The inn was also touted as “The Finest Health Resort in the World.” This time, the health threat was tuberculosis. Summerville gained international fame In 1893 when the International Tuberculosis Congress of Paris formally announced that the best place for curing (or avoiding) tuberculosis was a “low, dry altitude in a pine wood region where the air is charged with derivatives of turpentine; I refer to such a place as Summerville, S.C.”  Among the notables who visited included U.S. Presidents Theodore Roosevelt and William Howard Taft.

By the 1920s and 1930s, visitors began coming to Summerville for the town’s springtime blooms. Wrote Maria Herriott Allan in 1931, “Summerville of the present is a town of 2,500 inhabitants, with electric light, water and paved streets. But these modern improvements have in no way detracted from the quaint charm of this unique town, with its wealth of trees, flowers and birds…almost every home, whether set in a tiny ‘door yard’ or in parklike grounds, is surrounded by flowers. The vivid yellow forsythia, the scarlet pirus japonica, the feather white spirea, daffodils, narcissi, the camellia japonica, white, pink, variegated or deep crimson, the rainbow masses of the azalea ‘too beautiful to be true.’” 

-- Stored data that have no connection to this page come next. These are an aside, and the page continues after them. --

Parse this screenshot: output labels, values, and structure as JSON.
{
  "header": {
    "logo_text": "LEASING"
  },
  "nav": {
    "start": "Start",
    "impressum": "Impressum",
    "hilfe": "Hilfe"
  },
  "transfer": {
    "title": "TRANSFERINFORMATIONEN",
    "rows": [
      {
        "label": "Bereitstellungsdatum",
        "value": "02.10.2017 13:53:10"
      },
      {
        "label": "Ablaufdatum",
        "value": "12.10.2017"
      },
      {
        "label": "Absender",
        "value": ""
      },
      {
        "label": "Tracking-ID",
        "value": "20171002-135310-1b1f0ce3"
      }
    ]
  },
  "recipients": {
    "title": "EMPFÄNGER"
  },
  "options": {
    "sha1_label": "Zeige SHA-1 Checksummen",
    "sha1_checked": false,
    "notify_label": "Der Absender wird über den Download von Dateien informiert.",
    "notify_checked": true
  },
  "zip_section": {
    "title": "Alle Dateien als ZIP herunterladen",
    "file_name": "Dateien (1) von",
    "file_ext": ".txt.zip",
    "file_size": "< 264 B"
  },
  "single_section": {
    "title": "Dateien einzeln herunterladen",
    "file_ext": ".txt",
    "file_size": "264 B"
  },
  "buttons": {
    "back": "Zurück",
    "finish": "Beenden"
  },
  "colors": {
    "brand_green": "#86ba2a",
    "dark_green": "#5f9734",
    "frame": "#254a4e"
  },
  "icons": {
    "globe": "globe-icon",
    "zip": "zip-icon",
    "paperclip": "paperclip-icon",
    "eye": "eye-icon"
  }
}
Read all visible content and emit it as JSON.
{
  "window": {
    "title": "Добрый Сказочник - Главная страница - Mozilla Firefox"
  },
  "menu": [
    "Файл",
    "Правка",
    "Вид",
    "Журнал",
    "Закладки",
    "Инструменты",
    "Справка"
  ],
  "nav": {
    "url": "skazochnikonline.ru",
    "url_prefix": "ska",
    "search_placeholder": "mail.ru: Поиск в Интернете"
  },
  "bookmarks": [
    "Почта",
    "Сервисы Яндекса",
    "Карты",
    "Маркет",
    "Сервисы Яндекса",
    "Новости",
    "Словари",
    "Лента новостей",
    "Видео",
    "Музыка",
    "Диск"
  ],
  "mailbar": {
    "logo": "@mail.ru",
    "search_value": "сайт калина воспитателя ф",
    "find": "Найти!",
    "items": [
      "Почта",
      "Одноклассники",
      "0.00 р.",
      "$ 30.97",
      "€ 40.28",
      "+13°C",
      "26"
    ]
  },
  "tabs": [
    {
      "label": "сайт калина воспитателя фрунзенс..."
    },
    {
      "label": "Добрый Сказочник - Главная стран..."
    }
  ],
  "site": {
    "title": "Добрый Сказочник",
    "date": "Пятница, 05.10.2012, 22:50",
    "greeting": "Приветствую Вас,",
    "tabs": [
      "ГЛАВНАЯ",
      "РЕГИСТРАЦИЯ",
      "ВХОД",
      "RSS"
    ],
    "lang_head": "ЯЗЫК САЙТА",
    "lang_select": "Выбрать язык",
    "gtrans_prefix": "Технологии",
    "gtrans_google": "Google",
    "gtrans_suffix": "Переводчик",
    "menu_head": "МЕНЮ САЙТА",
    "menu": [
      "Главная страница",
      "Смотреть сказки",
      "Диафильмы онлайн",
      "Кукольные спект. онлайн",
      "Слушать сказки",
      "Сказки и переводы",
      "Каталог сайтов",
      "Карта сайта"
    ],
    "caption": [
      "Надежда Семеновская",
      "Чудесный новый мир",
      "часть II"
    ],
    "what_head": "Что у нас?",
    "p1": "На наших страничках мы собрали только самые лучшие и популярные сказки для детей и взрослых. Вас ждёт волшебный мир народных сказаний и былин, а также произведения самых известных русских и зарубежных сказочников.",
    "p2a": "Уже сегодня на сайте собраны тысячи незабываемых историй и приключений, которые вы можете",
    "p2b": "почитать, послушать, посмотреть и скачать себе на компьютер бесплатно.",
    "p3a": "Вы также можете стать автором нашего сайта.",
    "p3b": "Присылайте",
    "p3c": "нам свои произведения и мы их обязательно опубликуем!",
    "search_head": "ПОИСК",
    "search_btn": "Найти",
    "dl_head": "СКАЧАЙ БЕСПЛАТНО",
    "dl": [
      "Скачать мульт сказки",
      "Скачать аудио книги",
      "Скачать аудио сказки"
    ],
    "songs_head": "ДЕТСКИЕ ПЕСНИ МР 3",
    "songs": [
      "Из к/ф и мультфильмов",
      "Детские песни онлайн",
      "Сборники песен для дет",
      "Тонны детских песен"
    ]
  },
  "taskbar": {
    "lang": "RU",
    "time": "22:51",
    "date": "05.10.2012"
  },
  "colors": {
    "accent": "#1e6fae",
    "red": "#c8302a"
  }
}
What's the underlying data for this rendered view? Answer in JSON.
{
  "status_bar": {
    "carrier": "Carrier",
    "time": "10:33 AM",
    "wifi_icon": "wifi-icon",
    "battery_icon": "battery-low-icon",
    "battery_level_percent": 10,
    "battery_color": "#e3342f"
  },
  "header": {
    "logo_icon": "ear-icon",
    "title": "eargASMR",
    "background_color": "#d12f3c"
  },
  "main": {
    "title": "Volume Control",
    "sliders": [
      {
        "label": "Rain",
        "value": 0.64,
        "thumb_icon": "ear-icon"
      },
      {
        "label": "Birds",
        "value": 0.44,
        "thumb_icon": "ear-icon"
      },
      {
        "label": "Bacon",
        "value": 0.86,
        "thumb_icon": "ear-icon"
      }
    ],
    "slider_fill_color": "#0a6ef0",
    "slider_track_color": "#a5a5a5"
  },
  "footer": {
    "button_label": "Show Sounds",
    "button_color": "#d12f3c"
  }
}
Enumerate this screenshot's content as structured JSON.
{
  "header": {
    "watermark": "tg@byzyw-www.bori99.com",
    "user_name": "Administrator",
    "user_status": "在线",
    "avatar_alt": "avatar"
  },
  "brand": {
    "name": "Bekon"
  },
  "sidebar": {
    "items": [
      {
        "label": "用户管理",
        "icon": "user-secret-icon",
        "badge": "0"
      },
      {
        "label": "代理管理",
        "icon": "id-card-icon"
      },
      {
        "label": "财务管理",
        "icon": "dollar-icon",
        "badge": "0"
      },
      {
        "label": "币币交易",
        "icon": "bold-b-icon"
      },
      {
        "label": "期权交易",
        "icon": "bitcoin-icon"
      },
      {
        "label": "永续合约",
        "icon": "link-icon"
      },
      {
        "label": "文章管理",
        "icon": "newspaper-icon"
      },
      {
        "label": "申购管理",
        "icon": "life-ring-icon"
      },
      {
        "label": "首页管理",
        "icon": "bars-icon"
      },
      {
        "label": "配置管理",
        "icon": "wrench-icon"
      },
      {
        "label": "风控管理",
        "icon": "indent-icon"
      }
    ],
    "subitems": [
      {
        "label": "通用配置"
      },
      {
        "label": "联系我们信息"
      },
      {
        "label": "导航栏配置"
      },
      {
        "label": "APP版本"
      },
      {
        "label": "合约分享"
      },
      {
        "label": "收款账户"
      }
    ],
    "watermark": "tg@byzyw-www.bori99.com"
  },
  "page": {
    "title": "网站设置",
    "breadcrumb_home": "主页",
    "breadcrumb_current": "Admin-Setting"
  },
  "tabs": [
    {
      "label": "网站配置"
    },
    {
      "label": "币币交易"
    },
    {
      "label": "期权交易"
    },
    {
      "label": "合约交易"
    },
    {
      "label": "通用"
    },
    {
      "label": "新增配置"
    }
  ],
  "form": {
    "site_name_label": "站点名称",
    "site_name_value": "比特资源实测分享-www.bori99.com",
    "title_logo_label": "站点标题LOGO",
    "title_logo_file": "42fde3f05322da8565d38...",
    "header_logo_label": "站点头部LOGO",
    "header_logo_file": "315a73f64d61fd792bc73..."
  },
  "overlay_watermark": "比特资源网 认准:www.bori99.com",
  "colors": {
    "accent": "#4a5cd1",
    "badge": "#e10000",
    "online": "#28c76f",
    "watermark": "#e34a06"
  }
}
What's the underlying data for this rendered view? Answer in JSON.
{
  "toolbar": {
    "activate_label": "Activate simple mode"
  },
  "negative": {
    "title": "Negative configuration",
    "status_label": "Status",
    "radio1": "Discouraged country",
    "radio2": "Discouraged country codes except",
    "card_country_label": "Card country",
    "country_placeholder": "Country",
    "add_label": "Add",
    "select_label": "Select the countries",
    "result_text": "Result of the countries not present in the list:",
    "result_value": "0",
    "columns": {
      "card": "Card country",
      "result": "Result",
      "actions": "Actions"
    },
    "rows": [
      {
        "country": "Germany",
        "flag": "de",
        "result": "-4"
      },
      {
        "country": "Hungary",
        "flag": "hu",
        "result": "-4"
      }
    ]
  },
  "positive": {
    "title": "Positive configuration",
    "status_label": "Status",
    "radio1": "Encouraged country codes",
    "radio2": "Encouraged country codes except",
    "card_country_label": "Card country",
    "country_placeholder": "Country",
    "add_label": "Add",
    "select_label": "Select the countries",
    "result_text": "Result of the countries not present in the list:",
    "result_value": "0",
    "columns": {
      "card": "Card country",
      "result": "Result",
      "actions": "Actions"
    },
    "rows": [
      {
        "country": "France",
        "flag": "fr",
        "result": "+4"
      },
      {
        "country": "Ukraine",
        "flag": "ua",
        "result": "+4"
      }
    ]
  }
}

In the late 1930s, the creation of Azalea Park (home of the annual Flowertown Festival held each spring) further enhanced this beauty. With the town’s help and using Work Progress Administration money under The New Deal, 16 acres was purchased by the Ladies Civic League, a forerunner of the garden club and were transformed into a flowering paradise. 

Some 33,000 plants were donated by azalea pioneer and propagator, George Segelken, who planted many of the azaleas himself. Segelken died in 1978 but among the many hybrids he developed was the most popular salmon pink Indica azalea he named “Pride of Summerville.”

Today, Summerville's quaint charm continues to enchant.  It is a town of history, of picket-fenced cottages and, each spring, it offers an unsurpassed explosion of colorful springtime blooms. Of all the beautiful places in the Lowcountry, the “Flower Town in the Pines" is indeed one of the best.